A guide to travelling more sustainably
19 February 2019
Many Australians love to travel.
In fact, the numbers of Australians departing overseas for short-term visits almost doubled in the 10 years between 2006 and 2016, according to the Australian Board of Statistics.
Travel during retirement is particularly rewarding, as you don’t have the pressure of returning to work – meaning you’re free to take your time and immerse yourself in your destination. However, all this enjoyment shouldn’t come at the cost of sustainability.
Sustainable travel is a concept that relates to our impact as tourists both on the natural world and the local people we encounter. Here are a few tips to help make your next adventure more environmentally-friendly.
1. Don't always default to air travel
Trains are a great way to travel between countries, especially in Europe and South Asia. Not only are they often cheaper, and you get to skip the chaos of airports, you can also experience a unique view of the country as you rattle through while also cutting your carbon footprint.
And while Australia's size is vast, in your retirement years you probably have more time to take those longer train journeys through our lands of green and gold.
2. Get behind local vendors
For many, souvenir shopping is an integral part of any trip, and the items we buy become tangible reminders of our experiences. It's easy to fall into the trap of purchasing items that look like traditional, locally-manufactured goods but are actually mass-produced elsewhere specifically to dupe unknowing tourists.

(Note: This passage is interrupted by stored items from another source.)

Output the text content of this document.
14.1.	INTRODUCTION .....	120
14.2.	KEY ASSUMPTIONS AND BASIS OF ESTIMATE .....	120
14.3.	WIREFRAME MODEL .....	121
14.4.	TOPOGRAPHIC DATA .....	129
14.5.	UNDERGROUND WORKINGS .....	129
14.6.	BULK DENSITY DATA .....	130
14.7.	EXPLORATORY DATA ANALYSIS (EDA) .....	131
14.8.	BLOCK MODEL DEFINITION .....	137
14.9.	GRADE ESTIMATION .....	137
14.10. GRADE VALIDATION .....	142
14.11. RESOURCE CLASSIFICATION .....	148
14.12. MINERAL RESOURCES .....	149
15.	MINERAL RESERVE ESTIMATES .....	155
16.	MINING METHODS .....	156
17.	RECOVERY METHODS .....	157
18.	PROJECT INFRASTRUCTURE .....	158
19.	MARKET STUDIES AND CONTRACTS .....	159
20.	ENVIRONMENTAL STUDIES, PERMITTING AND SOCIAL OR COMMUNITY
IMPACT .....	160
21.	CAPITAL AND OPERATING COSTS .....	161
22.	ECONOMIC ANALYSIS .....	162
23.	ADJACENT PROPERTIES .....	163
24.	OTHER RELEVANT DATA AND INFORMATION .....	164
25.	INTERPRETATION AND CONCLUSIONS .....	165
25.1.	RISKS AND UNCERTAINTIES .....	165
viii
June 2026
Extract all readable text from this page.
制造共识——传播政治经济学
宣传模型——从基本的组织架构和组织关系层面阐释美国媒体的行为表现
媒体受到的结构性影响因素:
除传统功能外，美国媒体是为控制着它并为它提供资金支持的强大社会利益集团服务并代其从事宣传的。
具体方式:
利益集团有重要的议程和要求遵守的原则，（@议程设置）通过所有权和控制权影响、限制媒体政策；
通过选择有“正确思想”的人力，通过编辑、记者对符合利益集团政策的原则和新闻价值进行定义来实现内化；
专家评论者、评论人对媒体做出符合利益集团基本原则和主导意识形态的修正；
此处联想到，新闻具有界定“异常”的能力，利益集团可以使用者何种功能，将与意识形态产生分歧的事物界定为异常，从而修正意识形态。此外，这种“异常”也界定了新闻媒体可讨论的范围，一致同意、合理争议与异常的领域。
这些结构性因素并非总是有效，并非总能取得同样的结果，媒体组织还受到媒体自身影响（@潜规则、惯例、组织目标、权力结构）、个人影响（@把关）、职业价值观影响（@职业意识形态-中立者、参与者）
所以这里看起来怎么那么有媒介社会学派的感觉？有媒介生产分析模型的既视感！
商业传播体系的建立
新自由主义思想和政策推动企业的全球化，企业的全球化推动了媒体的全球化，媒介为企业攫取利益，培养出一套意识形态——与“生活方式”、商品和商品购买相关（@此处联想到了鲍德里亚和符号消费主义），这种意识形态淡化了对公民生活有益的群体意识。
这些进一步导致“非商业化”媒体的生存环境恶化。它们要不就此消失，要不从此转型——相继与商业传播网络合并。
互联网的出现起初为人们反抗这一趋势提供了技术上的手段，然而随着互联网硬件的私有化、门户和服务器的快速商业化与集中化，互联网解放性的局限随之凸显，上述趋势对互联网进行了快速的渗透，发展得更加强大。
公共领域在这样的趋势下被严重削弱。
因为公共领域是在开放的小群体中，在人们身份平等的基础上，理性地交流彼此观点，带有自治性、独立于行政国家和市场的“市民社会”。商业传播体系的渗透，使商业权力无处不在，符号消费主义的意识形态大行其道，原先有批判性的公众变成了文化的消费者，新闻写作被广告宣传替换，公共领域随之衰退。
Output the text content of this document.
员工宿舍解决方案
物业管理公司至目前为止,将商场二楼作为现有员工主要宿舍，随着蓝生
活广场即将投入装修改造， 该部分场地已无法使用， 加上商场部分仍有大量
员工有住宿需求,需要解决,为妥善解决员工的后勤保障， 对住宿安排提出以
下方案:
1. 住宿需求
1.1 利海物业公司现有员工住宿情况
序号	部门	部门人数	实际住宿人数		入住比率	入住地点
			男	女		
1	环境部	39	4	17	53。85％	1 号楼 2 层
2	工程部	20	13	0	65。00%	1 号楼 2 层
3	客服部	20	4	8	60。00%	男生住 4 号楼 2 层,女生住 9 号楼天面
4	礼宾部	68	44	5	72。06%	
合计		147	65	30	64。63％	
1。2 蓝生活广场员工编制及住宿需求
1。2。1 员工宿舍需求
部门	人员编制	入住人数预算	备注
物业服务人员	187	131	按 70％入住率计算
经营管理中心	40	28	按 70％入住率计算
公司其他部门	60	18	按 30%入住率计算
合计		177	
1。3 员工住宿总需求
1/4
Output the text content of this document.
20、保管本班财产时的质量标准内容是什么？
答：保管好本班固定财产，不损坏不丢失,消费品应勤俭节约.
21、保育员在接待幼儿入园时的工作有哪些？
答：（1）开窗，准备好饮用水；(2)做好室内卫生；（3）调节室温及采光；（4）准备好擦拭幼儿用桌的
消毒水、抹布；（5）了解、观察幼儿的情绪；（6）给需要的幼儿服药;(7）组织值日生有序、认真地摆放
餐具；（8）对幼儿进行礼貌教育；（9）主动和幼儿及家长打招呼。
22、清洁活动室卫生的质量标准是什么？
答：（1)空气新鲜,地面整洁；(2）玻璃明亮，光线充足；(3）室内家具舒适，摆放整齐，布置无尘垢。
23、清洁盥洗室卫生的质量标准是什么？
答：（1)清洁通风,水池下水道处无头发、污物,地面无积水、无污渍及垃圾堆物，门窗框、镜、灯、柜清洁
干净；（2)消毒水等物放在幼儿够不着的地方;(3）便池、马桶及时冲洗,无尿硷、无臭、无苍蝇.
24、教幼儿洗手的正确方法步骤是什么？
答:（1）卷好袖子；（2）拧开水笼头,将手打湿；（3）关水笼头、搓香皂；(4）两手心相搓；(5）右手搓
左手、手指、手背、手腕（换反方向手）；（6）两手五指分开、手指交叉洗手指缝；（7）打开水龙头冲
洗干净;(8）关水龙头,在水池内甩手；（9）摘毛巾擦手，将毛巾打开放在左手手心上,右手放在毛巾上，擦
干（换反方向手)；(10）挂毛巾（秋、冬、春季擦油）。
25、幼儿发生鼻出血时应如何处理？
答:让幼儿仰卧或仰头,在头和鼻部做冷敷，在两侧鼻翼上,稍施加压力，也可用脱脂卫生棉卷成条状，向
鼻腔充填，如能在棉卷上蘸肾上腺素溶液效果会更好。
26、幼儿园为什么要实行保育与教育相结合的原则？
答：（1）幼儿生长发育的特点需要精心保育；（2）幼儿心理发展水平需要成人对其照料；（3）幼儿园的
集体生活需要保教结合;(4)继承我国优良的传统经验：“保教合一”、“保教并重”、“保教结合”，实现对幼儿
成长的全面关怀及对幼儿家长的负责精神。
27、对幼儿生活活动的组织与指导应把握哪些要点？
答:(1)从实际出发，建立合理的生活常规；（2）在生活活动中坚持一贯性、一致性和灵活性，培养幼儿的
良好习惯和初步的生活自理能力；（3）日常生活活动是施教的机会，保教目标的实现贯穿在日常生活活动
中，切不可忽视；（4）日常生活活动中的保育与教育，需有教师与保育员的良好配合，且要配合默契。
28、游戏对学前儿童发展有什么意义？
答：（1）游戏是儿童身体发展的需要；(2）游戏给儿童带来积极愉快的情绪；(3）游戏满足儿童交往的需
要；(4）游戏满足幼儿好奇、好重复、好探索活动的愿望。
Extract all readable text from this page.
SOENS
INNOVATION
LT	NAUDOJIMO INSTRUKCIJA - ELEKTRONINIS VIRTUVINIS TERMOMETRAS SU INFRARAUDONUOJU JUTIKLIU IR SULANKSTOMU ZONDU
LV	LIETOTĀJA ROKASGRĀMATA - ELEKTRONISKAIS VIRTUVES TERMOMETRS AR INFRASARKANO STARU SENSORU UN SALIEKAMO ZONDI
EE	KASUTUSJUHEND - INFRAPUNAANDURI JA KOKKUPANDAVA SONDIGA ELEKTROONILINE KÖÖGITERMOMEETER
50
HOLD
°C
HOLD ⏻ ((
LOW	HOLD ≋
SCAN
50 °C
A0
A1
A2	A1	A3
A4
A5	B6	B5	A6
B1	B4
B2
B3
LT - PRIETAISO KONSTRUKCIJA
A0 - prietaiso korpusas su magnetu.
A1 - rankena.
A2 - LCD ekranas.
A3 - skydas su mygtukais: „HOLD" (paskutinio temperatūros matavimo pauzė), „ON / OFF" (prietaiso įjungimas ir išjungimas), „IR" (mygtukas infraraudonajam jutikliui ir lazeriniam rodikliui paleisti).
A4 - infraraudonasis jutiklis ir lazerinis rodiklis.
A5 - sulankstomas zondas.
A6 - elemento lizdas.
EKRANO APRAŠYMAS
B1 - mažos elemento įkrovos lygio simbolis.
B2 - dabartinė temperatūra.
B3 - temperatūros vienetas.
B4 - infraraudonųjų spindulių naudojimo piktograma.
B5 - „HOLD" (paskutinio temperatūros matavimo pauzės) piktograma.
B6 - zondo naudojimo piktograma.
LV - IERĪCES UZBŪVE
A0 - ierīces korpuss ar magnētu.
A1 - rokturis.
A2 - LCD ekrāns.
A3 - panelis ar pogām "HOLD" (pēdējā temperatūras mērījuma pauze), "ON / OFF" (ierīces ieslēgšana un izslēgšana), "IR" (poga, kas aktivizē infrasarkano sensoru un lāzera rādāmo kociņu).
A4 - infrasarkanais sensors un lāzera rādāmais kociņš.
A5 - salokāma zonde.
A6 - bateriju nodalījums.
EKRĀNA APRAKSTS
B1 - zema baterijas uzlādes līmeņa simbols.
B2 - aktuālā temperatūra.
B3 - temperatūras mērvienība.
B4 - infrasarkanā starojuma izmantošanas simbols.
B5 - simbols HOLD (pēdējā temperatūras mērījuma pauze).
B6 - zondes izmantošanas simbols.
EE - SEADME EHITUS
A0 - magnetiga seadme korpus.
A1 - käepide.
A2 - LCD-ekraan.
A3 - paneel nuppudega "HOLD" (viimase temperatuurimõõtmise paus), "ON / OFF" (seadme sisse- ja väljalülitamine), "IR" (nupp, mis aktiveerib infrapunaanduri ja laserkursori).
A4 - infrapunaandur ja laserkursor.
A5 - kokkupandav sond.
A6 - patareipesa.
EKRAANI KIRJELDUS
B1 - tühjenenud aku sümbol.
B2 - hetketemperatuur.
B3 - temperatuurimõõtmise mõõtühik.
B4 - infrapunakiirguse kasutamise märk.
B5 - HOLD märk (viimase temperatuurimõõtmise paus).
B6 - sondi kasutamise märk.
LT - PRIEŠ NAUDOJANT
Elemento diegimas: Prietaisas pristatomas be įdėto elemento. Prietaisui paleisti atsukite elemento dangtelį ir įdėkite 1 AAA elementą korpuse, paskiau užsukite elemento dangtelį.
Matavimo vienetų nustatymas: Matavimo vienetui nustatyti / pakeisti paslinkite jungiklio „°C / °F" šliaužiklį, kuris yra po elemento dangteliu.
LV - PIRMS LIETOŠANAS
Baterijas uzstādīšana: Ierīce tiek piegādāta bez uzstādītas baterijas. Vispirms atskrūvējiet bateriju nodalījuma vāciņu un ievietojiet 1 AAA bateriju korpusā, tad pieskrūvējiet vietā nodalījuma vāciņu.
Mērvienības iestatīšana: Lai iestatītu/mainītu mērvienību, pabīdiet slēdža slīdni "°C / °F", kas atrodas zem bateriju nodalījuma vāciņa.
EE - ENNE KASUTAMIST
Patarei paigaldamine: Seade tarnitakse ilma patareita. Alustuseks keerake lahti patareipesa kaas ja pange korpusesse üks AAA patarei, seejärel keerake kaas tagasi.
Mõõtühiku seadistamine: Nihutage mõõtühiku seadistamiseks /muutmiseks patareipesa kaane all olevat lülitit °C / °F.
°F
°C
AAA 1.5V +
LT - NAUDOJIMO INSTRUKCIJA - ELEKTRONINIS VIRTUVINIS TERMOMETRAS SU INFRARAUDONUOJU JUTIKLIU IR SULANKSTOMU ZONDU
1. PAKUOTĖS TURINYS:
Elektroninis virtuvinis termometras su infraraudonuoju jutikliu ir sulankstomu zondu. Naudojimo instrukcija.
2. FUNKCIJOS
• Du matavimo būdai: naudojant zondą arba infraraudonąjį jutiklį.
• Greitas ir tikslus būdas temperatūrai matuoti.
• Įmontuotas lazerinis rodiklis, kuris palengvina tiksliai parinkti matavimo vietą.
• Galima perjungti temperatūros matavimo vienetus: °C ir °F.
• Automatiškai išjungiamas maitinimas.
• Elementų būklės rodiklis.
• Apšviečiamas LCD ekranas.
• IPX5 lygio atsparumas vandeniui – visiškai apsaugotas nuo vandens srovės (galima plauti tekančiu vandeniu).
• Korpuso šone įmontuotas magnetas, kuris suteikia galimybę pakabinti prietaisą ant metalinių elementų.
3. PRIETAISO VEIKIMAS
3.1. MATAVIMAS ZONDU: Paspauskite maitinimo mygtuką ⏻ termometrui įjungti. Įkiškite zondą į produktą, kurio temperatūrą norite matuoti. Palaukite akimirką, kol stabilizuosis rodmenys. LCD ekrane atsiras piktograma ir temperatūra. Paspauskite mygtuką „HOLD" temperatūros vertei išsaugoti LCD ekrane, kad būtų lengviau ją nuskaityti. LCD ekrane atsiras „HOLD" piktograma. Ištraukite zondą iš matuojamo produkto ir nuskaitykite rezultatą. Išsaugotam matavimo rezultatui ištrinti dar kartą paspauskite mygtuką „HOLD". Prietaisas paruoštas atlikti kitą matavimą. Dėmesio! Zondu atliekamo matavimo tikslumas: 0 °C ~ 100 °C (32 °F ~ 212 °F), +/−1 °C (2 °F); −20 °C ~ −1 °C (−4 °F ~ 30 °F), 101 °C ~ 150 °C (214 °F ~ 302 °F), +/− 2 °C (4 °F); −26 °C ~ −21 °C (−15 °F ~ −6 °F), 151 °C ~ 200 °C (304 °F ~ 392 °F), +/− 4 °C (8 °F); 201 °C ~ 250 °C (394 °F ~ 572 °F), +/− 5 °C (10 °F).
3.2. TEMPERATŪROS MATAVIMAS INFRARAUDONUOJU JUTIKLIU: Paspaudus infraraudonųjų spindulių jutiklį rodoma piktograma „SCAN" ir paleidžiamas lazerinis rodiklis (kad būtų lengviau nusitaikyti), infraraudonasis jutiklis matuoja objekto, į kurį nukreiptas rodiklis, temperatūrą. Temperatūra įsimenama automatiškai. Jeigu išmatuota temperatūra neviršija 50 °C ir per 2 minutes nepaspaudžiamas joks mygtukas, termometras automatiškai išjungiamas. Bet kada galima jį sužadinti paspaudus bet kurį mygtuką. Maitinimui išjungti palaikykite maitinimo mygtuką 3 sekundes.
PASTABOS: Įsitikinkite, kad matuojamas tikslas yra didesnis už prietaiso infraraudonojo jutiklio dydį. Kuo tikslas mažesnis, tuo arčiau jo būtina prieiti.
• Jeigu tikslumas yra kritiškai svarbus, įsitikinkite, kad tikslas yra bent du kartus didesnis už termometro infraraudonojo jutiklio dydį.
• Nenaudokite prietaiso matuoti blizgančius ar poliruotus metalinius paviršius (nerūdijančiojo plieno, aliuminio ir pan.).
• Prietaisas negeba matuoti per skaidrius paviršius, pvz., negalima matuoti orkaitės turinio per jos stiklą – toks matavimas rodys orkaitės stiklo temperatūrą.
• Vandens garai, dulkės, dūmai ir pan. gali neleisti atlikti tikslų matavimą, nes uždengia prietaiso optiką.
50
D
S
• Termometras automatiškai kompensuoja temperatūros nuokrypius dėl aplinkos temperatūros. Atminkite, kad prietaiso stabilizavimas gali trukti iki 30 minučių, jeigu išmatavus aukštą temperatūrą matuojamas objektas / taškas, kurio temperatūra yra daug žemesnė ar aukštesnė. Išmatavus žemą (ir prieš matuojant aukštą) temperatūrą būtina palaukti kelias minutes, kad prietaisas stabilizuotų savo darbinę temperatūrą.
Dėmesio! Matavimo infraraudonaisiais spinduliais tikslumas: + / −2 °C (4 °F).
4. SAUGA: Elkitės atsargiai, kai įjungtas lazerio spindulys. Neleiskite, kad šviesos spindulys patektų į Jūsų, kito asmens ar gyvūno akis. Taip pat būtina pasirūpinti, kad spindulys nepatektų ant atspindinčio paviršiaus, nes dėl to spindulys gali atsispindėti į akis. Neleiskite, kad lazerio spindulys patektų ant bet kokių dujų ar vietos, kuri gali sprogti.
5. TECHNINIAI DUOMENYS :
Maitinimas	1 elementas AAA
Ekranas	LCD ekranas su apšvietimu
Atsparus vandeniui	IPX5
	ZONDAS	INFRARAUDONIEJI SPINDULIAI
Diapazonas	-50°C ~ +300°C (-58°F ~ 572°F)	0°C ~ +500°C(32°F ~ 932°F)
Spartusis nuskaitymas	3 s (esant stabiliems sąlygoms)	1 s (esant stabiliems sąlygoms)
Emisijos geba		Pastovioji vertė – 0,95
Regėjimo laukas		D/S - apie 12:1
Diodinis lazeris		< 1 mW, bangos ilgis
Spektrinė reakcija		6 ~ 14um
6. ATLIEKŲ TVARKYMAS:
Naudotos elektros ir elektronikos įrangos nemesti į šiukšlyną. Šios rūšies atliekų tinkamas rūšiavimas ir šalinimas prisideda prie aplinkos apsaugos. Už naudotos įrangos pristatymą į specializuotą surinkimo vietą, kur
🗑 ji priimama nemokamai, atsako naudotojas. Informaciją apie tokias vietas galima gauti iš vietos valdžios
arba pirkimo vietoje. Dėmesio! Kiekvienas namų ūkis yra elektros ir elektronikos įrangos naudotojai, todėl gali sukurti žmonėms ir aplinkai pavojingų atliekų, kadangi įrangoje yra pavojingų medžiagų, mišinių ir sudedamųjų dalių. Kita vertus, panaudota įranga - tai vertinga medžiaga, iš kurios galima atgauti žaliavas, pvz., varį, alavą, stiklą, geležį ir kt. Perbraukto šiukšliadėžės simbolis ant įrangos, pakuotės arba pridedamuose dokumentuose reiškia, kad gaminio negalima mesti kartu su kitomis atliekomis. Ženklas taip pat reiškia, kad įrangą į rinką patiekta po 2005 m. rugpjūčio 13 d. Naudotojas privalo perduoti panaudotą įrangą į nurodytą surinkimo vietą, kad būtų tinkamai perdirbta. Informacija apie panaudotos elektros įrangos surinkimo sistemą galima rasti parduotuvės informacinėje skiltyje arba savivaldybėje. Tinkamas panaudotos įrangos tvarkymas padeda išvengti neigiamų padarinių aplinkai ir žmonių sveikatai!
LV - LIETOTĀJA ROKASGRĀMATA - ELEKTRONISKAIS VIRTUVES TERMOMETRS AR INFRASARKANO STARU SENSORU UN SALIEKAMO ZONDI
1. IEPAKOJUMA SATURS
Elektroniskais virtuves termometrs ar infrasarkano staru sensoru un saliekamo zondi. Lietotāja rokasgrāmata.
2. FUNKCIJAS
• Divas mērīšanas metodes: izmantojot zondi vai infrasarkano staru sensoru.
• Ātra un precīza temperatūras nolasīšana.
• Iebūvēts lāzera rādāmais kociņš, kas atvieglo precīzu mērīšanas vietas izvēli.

While the authentic equivalents are sometimes pricier, this money is often the only livelihood for the vendors. By buying from them, you not only contribute to the local economy, you’re supporting what are likely to be generation-old crafts and trades in your chosen destination.
When it comes to food, why not try eating as the locals do? Consuming local produce is not only fun and interesting, it also reduces your carbon footprint. Shopping at markets means your food hasn’t been transported great distances to get onto your plate and the produce is, more often than not, grown without harmful pesticides.
3. Research your tour operators
Guided-tours and excursions are a great way to learn a bit more about the places you're visiting. While it can be tempting to pick the provider with the glossiest brochure, this can be at the expense of local operators who depend on guiding for a source of income.
As well as supporting these individuals, you're much more likely to gain an authentic insight into the daily lives of locals from someone offering smaller scale, more personal experiences, as opposed to commercialised operations.
4. Keep saying no to plastics
More and more Australians are opening their eyes to the serious dangers that plastic presents to wildlife, and the planet at large. While we're starting to see changes at home, depending on where you holiday you might find that standards are different. However, you can still do your bit!
Bringing along your trusty reusable water bottle, coffee cup and reusable shopping bags means you can still be kind to the environment, even if you’re far away from home.
Plastic straws are a common offender you will encounter in restaurants and cafes around the world. Every day, half a billion are used in the US alone, according to the National Park Service. So make 'hold the straw' part of your drinks order.